Dye-Based Rubber Stamp Inks
For most types of paper, dye-based rubber stamp inks are your best bet. It’s permanent, dries incredibly quickly, and a good all round ink. Dye based inks have a consistency that is similar to water. These inks are generally not waterproof, so you need to ensure you do not use on top of (ie layering) any water-based mediums, such as pens or paint, because the ink will run into that ink, as well. Because many of these dyes are free of acid, they tend to fade over time, especially when in sunlight, so consider what paper or fabric you’re going to be using beforehand.
Pigment ink is more thick and rich when compared to dye-based ink with a consistency that is more like mayonnaise, interestingly enough. The colours of pigment ink are vibrant, bright, and usually come with a pad that is more spongy in texture. Unlike dye-based, pigment ink dries on top of the paper instead of soaking it, and takes longer to dry when it comes to regular paper. These inks will not dry on glossy paper, so when using pigment ink on glossy paper, you’re going to need to heat-set it using an embossing gun.

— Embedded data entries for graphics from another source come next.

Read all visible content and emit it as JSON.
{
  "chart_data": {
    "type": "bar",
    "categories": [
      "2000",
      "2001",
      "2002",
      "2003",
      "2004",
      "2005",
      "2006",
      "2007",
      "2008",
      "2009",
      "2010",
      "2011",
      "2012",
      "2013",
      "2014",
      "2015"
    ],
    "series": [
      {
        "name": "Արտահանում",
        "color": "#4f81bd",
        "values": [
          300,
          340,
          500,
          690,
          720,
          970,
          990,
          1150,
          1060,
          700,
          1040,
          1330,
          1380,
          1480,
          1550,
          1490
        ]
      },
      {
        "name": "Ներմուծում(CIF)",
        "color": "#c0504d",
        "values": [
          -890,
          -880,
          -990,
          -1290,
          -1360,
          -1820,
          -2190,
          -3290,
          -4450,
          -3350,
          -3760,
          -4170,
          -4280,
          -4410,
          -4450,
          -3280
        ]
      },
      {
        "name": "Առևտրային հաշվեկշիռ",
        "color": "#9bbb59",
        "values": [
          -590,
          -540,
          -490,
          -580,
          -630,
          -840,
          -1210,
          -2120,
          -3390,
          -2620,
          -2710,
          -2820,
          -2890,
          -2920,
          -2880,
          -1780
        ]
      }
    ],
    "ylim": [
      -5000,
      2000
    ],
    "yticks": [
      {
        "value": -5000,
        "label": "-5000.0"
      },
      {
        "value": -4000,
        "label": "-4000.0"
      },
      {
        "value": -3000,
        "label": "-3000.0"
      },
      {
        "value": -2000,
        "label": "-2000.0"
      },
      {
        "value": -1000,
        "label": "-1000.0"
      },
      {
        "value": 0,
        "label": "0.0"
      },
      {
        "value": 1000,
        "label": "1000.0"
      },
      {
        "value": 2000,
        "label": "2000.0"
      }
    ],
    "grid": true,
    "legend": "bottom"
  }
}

These types of rubber stamp inks come in pads that are tinted or clear ink, and are used to stamp an image before using a gun to heat emboss. If you’d rather not use a gun for this type of ink, you can always use an embossing pen, which actually makes it easier to emboss certain details of a stamped image, such as the Christmas tree lights.

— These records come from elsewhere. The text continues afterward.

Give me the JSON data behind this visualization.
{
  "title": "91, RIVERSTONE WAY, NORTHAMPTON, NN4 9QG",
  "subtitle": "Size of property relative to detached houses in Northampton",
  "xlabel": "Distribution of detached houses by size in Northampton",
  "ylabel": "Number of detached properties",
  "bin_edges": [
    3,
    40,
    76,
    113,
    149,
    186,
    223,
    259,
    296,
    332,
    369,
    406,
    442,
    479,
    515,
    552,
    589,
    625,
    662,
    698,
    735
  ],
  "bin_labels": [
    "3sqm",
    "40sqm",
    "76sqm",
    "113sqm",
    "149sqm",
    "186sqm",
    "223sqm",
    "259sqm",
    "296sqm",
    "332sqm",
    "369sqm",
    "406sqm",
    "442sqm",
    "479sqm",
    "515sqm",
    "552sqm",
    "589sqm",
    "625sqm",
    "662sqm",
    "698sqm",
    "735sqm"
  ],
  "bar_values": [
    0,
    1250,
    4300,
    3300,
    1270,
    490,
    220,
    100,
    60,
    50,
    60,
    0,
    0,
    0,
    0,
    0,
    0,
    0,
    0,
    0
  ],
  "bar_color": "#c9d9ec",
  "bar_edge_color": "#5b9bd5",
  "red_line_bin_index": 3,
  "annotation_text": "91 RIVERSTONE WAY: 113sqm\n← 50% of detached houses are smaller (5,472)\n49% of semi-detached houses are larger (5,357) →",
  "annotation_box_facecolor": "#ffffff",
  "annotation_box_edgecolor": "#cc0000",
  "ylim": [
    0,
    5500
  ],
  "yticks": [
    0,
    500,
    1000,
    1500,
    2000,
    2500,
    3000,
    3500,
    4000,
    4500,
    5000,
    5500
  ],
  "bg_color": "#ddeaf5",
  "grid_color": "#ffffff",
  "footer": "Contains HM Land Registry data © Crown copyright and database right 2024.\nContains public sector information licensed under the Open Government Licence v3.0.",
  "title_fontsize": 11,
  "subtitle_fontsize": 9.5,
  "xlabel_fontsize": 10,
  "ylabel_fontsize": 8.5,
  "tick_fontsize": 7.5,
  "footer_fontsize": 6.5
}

When it comes to being the ultimate in permanent ink, for custom rubber stamps the StazOn brand takes the cake. You can use it on paper, metal, glossy paper, leather, ceramic, glass, transparencies, and even on plastic. On a non-porous surface, it only takes 5 minutes to dry, is archival, and even acid-free.
Distress inks are a lot different when it comes to other pads that are dye-based, considering they stay wet on the rubber stamp and whatever is being stamped longer, which gives you the ability to shadow and blend the image using water if you wish.
Distress ink is fantastic for those who want to play around with ink and water, as you can spritz the rubber stamp print with some water, move the paper or fabric around, and watch all of the colours spread.
Woodruff and Co Ink Pads
We tested dozens of ink options before deciding on the best dye based ink for our custom rubber stamps. The ink pad we offer uses a great quality acid-free quick-drying archival ink. The pad has a fine felt to assist with even application of ink across the stamp. After drying, the ink used is smear resistant but not waterproof. It may bleed on highly porous surfaces such as rough cardboard or wood, but dries matte and flat on paper.